Pos’s 3QFY12/19 core net loss of RM51.8m brought FY12/19 core net loss to RM89.4m which was below ours and consensus forecasts. The weaker than expected results were mainly due to lower revenue registered from postal services, courier segments and aviation as well as widened loss from international segment. While the recent tariff hike should aid Pos’ turnaround, this may be dampened by a possible wage hike and disruption from Covid -19 to the e-commerce industry impacting its courier division. Forecast, HOLD and RM1.55 TP unchanged pending the upcoming analyst briefing, but we cite downside possibility.
Below expectations. 3QFY12/19 core net loss of -RM51.8m brought FY12/19 (9 months reporting due to change in financial year) core net loss to -RM89.4m which was below ours and consensus forecasts (we projected -RM54.5m loss whilst consensus was at -RM61m loss). The weaker than expected results were mainly due to lower revenue registered from postal services (decline in traditional mail volume largely due to electronic substitution), courier segments (malware attack in Oct 2019 and overall decline in volume) and aviation segment (lower tonnage of cargo handled) as well as widened loss from international segment. No dividend was declared.

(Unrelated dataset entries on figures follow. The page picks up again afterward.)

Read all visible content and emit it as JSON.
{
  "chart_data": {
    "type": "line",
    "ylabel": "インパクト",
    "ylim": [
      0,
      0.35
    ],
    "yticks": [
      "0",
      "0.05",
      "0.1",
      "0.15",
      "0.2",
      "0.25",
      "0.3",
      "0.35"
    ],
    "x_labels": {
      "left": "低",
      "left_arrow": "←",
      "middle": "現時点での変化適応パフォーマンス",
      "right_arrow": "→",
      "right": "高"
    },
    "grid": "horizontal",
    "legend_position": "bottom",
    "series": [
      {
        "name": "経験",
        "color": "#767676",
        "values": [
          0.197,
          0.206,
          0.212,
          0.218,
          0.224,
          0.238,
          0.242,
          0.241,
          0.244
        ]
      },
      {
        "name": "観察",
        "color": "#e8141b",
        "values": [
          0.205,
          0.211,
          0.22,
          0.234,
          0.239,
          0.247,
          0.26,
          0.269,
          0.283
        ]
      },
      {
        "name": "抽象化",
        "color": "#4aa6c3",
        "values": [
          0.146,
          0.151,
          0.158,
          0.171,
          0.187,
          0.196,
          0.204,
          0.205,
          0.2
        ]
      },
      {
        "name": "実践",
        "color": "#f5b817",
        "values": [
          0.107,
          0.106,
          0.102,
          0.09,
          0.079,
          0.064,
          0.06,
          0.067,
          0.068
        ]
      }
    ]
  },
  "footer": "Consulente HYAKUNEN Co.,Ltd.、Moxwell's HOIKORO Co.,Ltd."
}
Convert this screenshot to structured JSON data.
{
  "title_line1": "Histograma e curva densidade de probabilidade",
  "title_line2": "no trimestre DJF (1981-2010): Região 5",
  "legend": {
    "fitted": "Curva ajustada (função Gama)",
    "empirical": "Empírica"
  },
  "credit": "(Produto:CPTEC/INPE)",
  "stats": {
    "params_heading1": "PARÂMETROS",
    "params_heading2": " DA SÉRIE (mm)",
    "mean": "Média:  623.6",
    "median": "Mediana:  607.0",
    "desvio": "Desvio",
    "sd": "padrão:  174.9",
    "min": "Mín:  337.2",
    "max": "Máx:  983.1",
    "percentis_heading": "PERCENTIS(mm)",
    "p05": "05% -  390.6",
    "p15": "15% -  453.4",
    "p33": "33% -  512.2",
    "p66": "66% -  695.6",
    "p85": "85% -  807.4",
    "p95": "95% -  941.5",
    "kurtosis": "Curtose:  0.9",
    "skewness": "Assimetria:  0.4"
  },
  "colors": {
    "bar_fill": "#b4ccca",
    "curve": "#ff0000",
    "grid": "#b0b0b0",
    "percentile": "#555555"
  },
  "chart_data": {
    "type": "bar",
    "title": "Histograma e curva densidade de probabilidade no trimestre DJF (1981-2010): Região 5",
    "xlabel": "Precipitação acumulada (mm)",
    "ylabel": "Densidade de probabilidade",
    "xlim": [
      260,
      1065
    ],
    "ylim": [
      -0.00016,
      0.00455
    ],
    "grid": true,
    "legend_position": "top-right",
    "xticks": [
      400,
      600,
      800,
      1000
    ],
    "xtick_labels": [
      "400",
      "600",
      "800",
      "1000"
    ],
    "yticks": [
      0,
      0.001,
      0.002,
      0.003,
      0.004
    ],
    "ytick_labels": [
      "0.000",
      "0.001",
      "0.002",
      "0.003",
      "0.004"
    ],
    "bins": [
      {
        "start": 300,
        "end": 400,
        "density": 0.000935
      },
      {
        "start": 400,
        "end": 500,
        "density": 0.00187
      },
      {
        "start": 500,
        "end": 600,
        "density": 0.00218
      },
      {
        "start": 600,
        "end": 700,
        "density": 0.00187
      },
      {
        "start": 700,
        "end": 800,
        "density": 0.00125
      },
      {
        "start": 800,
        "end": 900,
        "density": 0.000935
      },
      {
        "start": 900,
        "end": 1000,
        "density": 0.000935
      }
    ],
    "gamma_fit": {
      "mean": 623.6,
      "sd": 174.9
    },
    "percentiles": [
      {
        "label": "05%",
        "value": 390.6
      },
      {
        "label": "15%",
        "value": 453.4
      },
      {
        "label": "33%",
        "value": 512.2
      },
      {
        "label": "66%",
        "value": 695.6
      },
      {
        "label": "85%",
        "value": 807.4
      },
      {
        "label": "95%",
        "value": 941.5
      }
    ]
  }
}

EIs in FY12/19. During the year, we added back a net +RM126.2m worth of EIs from Pos’s reported net loss of -RM215.6m. Key adjustments were mainly from +RM93.9m for impairment loss on goodwill and +RM28.6m for provision for redelivery of air-craft.
QoQ. 3QFY12/19 revenue remained relatively flat (+1.7%) at RM559.6m. However, core net loss deteriorated to -RM51.8m (from -RM28m) mainly due lower EBIT contribution from postal services and EBIT loss from courier and logistics segment.
YoY. 3QFY12/19’s revenue declined by 4.4% mainly from lower revenue from postal services, courier and international segment. Core loss widened to -RM51.8m (from -RM13.7m) attributable to lower EBIT contribution from postal services and EBIT loss from courier and logistics segment.
YTD. FY12/19 core net loss of -RM89.4m was mainly due to decline in contribution from courier, international segment and logistics as witnessed by the drop in reported EBIT largely attributed to higher cost of sales and operating expenses from these segments. Additionally, other expenses have surged to RM123.2m (from RM19.1m) due to impairment loss on goodwill and for provision for redelivery of air-craft.
Outlook. We expect better earnings in FY12/20 for Pos from the contribution of postage hike (effective 1 Feb 2020). Pos’s outlook going forward remains generally challenging due to continuing contraction in conventional mail volume as business enterprises are increasingly communicating with their customers via electronic and digital channels, foregoing mail-based communications. For courier segment, although being the largest courier services company in Malaysia, we still expect the weak results to continue moving forward due to stiff competition coupled with impact from the Covid-19 outbreak.
Forecast. Unchanged pending its analyst’s briefing next week. There could be downside risk to our estimates stemming from (i) possibility of wage hike following suit from the tariff hike and (ii) Covid-19 disruption to the e-commerce (online shopping) industry impacting its courier segment.